IIMU was ranked 16 in India by the National Institutional Ranking Framework (NIRF) management school ranking in 2023. It was ranked 8 in India by Outlook Magazine in 2020. It is ranked 72nd (4th in India) in the Financial Times Global Ranking for Management, and is the youngest Indian B-School to be featured in the global rankings. It also features amongst the 6 Institutes based out of India to feature in QS Global Ranking for Management. Its MBA program is now in the 101+ category among the global 129 programmes from 28 countries.
The institute is ranked 11th in India by MBA universe 2022 B school ranking.

=== Publications ===
In December 2019, the Institute launched the first edition of the biannual 'Business Review' magazine.

Since 2017, the institute in collaboration with Futurescope releases its annual 'Responsible Business Ranking' report.

==Student life==
The IIM Udaipur Community is known to be a highly student-driven community. There are many student-run clubs and societies at IIM Udaipur. All the major events held on the campus are managed by the students themselves. The Council of Student Affairs (CSA) is an elected body which acts as the apex body of the student community

=== Student campus organisations ===
The clubs are divided into professional clubs and social clubs, while committees like the Placement Committee and the Media and Industry Interaction Cell (MiiC) handle external relations. Professional clubs include the consulting club 'Consult-U', the HR club 'dHRuva', the finance club 'Finomina', the marketing club 'MarClan', the economics club 'PiE', the Entrepreneurship club 'Saksham', the SCM and operations club 'Skein' and the Analytics and IT Club 'Technalytics'. Social clubs include Code Red, the photography club 'IRIS', the literary club 'Potpourri', the social responsibility club 'Prayatna', the Toastmasters chapter 'Silvertongues', the dance club 'FootworX', the music society 'Octaves', the art community 'CreArT', the Bikers and Trekkers Club 'B.A.T' and the 'Public Policy Group' for policy enthusiasts.

=== Events ===

==== Solaris ====
Solaris is the annual Management festival of the institute. It is a two-day festival consisting of summits from multiple areas of Management like Finance, Economics, Operations and Analytics. The Leadership Summit is the flagship event of Solaris. Lieutenant General Satish Dua, PVSM, UYSM, SM, VSM; Piyush Pandey, Co-Executive Chairman, Ogilvy and Mather and Subir Gokarn, Deputy Governor, RBI and Executive Director, IMF are some of the notable luminaries who have spoken at Solaris.
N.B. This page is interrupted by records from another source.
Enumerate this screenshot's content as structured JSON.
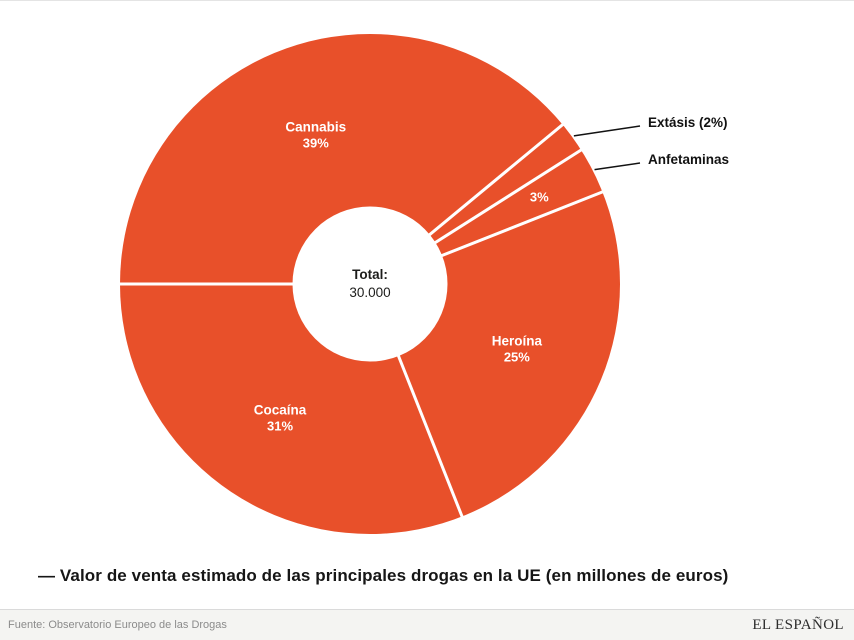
{
  "chart_data": {
    "type": "pie",
    "donut": true,
    "title": "",
    "start_angle_deg": 270,
    "total_label": {
      "line1": "Total:",
      "line2": "30.000"
    },
    "slices": [
      {
        "name": "Cannabis",
        "pct": 39,
        "inner_label": "Cannabis",
        "inner_value": "39%",
        "outer_label": null
      },
      {
        "name": "Extasis",
        "pct": 2,
        "inner_label": null,
        "inner_value": null,
        "outer_label": "Extásis (2%)"
      },
      {
        "name": "Anfetaminas",
        "pct": 3,
        "inner_label": null,
        "inner_value": "3%",
        "outer_label": "Anfetaminas"
      },
      {
        "name": "Heroina",
        "pct": 25,
        "inner_label": "Heroína",
        "inner_value": "25%",
        "outer_label": null
      },
      {
        "name": "Cocaina",
        "pct": 31,
        "inner_label": "Cocaína",
        "inner_value": "31%",
        "outer_label": null
      }
    ],
    "colors": {
      "slice": "#e8502a",
      "separator": "#ffffff",
      "inner_label": "#ffffff",
      "outer_label": "#121212",
      "center_text": "#1d1d1b"
    },
    "legend": "none"
  },
  "caption": "— Valor de venta estimado de las principales drogas en la UE (en millones de euros)",
  "footer": {
    "source": "Fuente: Observatorio Europeo de las Drogas",
    "brand": "EL ESPAÑOL"
  }
}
The theme for the 5th edition of Solaris held in October 2019 was 'Success with Synergy'.

==== Audacity ====
Audacity is the annual cultural festival of IIM Udaipur. It is a two-day event which comprises multiple fun events, competitions and shows by celebrities. The theme for sixth edition i.e. Audacity 2020 was 'Escape Reality'. Guru Randhawa and Rahul Subramanian were the notable celebrities who performed in Audacity 2020.

==== Utkrisht ====
Utkrisht is the annual Sports festival of the Institute which is organised in January. Utkrisht '19 was the second year of the festival and saw the participation of multiple colleges for the plethora of sports events organised on the campus. The third edition of the annual marathon 'Udaipur Runs' was also organised with the theme 'Run with the Jawans'.
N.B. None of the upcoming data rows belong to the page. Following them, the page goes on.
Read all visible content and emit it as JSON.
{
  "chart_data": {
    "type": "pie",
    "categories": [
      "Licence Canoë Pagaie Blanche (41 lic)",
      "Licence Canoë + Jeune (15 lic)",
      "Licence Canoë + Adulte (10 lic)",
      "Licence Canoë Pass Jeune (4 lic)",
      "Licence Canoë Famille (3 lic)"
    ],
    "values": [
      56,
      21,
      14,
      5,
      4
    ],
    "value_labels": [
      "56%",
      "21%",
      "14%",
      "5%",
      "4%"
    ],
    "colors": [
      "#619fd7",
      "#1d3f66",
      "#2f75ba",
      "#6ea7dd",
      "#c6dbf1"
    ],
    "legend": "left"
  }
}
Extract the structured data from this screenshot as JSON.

==== Netratva - The leadership talk series ====
The Institute regularly organises guest lectures by notable leaders from the business world under the Netratva series. Harish Bhat, Brand Custodian, Tata Group; Suresh Narayanan, CMD, Nestle India are some of the notable speakers who have delivered their talks as a part of this series.

==== Other events and summits ====
Apart from the above events, IIM Udaipur organises multiple other events and summits throughout the year like Udaipur Litfest, 'Analytica', the Analytics summit; 'Spandan', the annual HR Summit and 'Prarambh', the B-plan competition event.